First, it's probably a good idea to point out what minerality is not. For example, it doesn't refer to any measurable elements or compounds found in wine. In fact, you're pretty much guaranteed not to find trace amounts of slate, flint or limestone in wines that are described as such. Certain winemakers believe their wines taste chalky because their grapes were grown in chalky soils. The theory is that the soil's minerals, through some unidentified form of osmosis, find their way to the grapes, then the glass. Scientists disagree. And even if minerals did travel from soil to wine, they don't taste like much.

Yet, expert palates around the world swear that it's blue slate they detect in that German Riesling, limestone in that Chablis. They might just be pulling our collective leg. But maybe you've tasted it, too. Not necessarily blue slate, but something... salty? Stony? Maybe faintly metallic? Perhaps it came across as more of a physical tingle on the tongue than a flavor. Congratulations: you've discovered minerality.

If a wine is said to taste "chalky" and, thanks to a vivid memory you have of being four, you know that chalk doesn't taste very good or like much of anything, then what exactly does "chalky" mean? Theories abound in the world of wine. One is that while we may not know for sure what wet stone tastes like (although there are winemakers in France who insist that you really should lick that rock), we have smelled the stony ground after a rainfall. And the memory of that smell is what gets conjured when we take a sip of a mineral wine. So, it's possible that those who have inhaled the wet, post-rain air on the banks of the Mosel River in Germany are able to detect blue slate in a Riesling from there. In winespeak, limestone, granite, flint, slate and other elusive characteristics often refer less to specific flavors than they do to aromatic essences that trigger memories. Taste is 90% smell, after all. And smell is the most nostalgic of the senses.

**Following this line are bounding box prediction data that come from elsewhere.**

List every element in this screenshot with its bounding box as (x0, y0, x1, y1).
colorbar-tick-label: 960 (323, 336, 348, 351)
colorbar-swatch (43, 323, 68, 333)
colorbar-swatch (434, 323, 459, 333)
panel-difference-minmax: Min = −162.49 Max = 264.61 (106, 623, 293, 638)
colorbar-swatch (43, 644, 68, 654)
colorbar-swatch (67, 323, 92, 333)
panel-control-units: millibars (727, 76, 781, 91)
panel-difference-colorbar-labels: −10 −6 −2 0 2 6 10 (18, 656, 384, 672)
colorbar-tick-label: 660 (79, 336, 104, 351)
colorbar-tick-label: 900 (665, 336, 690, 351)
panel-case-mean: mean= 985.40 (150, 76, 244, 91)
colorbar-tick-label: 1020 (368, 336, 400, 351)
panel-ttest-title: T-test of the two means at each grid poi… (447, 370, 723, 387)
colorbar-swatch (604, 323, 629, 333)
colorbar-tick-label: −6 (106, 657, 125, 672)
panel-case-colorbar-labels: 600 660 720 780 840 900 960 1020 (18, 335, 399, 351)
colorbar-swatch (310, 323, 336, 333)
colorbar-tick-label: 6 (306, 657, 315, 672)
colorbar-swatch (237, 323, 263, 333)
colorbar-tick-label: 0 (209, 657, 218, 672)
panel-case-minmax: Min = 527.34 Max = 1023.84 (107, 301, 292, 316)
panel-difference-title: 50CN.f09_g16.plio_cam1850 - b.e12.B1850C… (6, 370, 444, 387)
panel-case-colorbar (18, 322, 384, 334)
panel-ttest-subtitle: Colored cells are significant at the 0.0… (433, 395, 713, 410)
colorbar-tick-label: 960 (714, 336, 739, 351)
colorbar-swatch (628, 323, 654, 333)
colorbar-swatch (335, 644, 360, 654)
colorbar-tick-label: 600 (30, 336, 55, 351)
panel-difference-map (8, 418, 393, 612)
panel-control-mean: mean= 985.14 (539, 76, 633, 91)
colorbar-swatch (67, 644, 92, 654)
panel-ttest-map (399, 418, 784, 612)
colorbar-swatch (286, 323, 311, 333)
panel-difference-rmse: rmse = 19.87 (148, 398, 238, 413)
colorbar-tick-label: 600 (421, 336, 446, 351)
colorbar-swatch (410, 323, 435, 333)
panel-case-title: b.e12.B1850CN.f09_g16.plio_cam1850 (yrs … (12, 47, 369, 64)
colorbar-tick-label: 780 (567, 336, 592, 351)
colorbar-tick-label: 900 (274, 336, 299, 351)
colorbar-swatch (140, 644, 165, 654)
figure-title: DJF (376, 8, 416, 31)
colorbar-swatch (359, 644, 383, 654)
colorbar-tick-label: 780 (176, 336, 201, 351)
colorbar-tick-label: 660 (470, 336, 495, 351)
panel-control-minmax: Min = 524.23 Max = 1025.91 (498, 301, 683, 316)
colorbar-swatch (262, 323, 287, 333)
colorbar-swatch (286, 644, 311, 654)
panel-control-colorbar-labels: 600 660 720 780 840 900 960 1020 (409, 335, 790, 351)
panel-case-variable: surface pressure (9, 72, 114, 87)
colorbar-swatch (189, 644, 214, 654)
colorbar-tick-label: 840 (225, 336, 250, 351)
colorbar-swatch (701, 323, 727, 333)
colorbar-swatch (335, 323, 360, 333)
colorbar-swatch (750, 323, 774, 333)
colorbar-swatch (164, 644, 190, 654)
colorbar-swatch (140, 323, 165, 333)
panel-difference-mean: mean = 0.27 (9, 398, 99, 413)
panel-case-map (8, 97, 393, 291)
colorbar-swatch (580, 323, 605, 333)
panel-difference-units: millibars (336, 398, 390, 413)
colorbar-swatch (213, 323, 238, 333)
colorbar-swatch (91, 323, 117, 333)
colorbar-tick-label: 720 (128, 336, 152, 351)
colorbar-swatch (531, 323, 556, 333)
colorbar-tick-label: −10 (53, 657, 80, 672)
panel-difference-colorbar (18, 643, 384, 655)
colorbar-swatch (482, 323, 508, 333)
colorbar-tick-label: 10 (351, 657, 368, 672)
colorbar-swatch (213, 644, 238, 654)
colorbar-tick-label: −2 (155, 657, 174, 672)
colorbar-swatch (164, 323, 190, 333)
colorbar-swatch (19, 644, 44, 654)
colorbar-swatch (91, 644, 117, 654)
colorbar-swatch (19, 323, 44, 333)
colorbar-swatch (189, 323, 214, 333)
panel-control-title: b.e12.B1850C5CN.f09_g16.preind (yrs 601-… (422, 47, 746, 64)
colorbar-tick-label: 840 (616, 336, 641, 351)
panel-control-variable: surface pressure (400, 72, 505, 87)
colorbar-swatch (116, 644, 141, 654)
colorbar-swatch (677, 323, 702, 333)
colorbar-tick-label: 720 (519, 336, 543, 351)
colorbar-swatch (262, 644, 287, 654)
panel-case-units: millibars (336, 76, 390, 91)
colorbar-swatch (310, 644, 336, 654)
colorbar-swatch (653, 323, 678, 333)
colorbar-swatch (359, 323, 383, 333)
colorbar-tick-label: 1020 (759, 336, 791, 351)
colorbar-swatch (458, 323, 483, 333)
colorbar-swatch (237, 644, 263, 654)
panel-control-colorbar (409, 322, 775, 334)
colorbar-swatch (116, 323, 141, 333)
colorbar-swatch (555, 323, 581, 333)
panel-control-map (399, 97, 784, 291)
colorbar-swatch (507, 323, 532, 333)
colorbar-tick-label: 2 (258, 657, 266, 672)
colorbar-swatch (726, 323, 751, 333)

However you explain it, minerality is a quality that evokes savoriness — and one that wine lovers can't get enough of. If you want to practice detecting it or just have a hankering for some salty wine, here are five that you should try:

  1. Tiefenbrunner Pinot Bianco Weissburgunder 2011, Alto Adige ($16)

From the part of Italy that acts more like Germany, this Pinot Bianco takes on the chalky gravel character of the soil it's grown in. The minerality comes across as a saline quality, rounded out by fruity and floral notes.

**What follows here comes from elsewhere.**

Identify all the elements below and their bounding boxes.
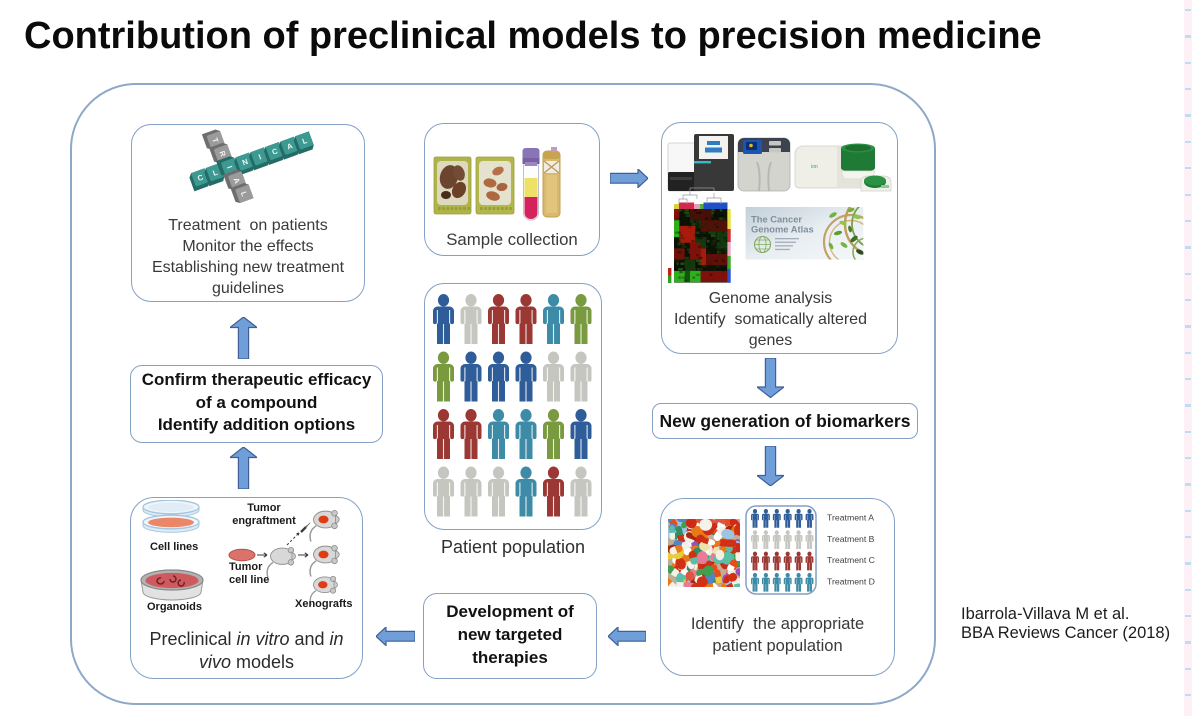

  • Clean Slate Riesling 2011, Mosel ($11)
  • Made from grapes picked in different parts of the Mosel in Germany, the wine has a steely backbone, fleshed out by peachy tones. As the name suggests, it's clean and crisp, with bright citrus and apple flavors and a hint of spice.

  • Domain Zind-Humbrecht Pinot Gris Calcaire 2010, Alsace ($27)
  • Made by one of the most revered producers in France's Alsace region, the wine is lush with great acidity. And yet, being named for the limestone (calcaire in French) soils it's grow in, it has an oyster-shell saltiness to it.

  • Rippon Mature Vines 2010, Central Otago ($46)
  • Reds can have minerality, too! Made from some of the oldest vines in a striking part of New Zealand, this biodynamic Pinot Noir delivers floral notes, bright fruit and a stony savoriness that calls to mind the region's schist soils.

  • Frank Cornelissen Rosso del Contadino 2009, Sicily ($26)
  • This cultish natural producer blends indigenous Italian white and red grapes for his "peasant" (contadino in Italian) wine. The cloudy raspberry-colored vino starts with a pleasant funk and blooms with juicy fruit, floral notes and an earthy minerality.